As the example below, I define 2 variables x and y. When I call the lambda function twice, it seems like it will not destroy the copy. From 11.14 — Lambda captures | Learn C++ - Learn C++, it says:

Because captured variables are members of the lambda object, their values are persisted across multiple calls to the lambda!

How does C++ manage the memory for lambda function?

int main() {
    int x = 1;
    static int y = 1;
    auto fun = [=]() mutable{
        x++;
        y++;
        cout<<"Inside:\t\t";
        cout<<"x:"<<x<<"\t"<<"y:"<<y<<endl;
    };

    for (int i = 0; i<2; i++) {
        fun();
        cout<<"Outside:\t";
        cout<<"x:"<<x<<"\t"<<"y:"<<y<<endl<<endl;
    }
}

Output:

Inside:         x:2     y:2
Outside:        x:1     y:2

Inside:         x:3     y:3
Outside:        x:1     y:3

Answer 1

It stores it inside the object itself. Another way to think of your lambda is below.
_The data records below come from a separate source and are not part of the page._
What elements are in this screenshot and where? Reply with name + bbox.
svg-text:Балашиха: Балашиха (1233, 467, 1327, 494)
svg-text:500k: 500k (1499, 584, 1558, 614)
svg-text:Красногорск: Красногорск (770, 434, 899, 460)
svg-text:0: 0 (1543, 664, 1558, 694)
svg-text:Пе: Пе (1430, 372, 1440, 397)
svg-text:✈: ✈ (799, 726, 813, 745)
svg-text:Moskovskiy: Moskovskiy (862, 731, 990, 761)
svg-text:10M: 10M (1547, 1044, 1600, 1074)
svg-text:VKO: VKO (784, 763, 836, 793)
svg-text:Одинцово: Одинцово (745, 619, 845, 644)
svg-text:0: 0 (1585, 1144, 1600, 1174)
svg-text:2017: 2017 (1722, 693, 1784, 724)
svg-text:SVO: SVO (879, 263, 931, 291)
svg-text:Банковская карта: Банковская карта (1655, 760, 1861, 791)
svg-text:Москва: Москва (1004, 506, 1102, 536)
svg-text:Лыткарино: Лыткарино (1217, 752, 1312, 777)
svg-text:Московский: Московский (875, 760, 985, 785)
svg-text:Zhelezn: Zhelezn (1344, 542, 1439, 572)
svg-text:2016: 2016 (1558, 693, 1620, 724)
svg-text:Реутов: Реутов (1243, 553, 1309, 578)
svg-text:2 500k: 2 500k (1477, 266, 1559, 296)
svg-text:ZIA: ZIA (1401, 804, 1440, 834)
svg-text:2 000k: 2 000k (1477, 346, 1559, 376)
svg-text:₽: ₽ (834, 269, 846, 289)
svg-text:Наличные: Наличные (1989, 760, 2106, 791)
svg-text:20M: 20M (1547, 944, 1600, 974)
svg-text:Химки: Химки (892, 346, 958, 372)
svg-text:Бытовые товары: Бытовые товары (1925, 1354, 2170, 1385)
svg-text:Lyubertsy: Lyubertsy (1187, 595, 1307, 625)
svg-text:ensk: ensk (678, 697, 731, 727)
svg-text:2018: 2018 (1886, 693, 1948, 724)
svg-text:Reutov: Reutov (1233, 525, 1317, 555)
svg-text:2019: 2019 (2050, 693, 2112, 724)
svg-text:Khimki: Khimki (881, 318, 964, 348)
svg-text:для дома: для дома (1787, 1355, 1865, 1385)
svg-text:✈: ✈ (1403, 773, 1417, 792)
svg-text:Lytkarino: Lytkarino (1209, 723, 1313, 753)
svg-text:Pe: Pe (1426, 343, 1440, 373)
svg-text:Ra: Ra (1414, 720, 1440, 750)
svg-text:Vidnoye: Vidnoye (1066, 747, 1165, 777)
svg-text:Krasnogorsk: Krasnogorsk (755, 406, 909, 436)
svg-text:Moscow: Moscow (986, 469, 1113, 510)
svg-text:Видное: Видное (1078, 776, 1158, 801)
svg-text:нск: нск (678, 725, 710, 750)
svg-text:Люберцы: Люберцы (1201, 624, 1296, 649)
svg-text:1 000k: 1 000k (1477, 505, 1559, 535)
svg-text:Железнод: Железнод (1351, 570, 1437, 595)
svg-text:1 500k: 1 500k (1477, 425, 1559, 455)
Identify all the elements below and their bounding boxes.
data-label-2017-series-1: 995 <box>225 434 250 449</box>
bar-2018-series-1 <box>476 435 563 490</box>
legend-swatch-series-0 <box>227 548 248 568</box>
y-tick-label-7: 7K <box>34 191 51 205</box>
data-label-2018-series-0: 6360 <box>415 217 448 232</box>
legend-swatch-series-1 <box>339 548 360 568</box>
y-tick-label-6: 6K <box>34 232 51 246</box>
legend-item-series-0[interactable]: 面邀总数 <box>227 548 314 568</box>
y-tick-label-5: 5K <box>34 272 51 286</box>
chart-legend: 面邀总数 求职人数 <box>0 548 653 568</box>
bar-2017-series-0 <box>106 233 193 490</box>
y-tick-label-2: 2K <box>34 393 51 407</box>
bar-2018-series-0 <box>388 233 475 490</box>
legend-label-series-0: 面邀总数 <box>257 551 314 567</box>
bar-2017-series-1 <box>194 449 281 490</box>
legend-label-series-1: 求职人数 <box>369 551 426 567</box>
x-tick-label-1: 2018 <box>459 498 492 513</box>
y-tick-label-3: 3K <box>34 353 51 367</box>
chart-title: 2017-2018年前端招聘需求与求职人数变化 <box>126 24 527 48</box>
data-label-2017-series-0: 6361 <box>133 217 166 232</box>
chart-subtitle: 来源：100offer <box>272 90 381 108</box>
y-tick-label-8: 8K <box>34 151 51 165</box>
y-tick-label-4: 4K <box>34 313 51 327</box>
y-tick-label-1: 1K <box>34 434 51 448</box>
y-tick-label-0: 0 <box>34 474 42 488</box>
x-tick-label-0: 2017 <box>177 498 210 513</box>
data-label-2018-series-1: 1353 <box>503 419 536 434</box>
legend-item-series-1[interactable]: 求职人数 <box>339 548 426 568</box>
This is "kind of" equivalent to what the compiler is generating, and yes, I'm changing scopes around a bit and I know that, but this may be clearer to a beginner at C++.

static int y = 1; // Moved this out from main
class my_lambda{
public:
my_lambda(int x) : _x(x) {}
~my_lambda() = default;
void operator()()
{
  _x++;
  y++;
  cout<<"Inside:\t\t";
  cout<<"_x:"<<_x<<"\t"<<"y:"<<y<<endl;
}

private:
int _x;
};

int main() {
    int x = 1;
    my_lambda fun{x}; // "Captures" x

    for (int i = 0; i<2; i++) {
        fun();
        cout<<"Outside:\t";
        cout<<"x:"<<x<<"\t"<<"y:"<<y<<endl<<endl;
    }
}

As you can hopefully see, the "fake lambda" class I made is doing the same thing your actual lambda is. It "captures" x as part of its constructor and copies it to internal storage, which I called _x. And y is just in scope for it, though I moved to global to be above the class declaration.

I'm overloading the () operator to make a class that's callable, which is a normal thing to do in some circumstances. See operator overloading if you wish for more information.

So this is "kind of, sorta" how lambdas work. They take your body and put it into the operator() of the object that's generated, and anything captured is one of the object's variables, with either the actual object (if by value) or a reference, if captured that way.

And to directly answer your question: when fun goes out of scope, it is freed, both in a lambda, and my case.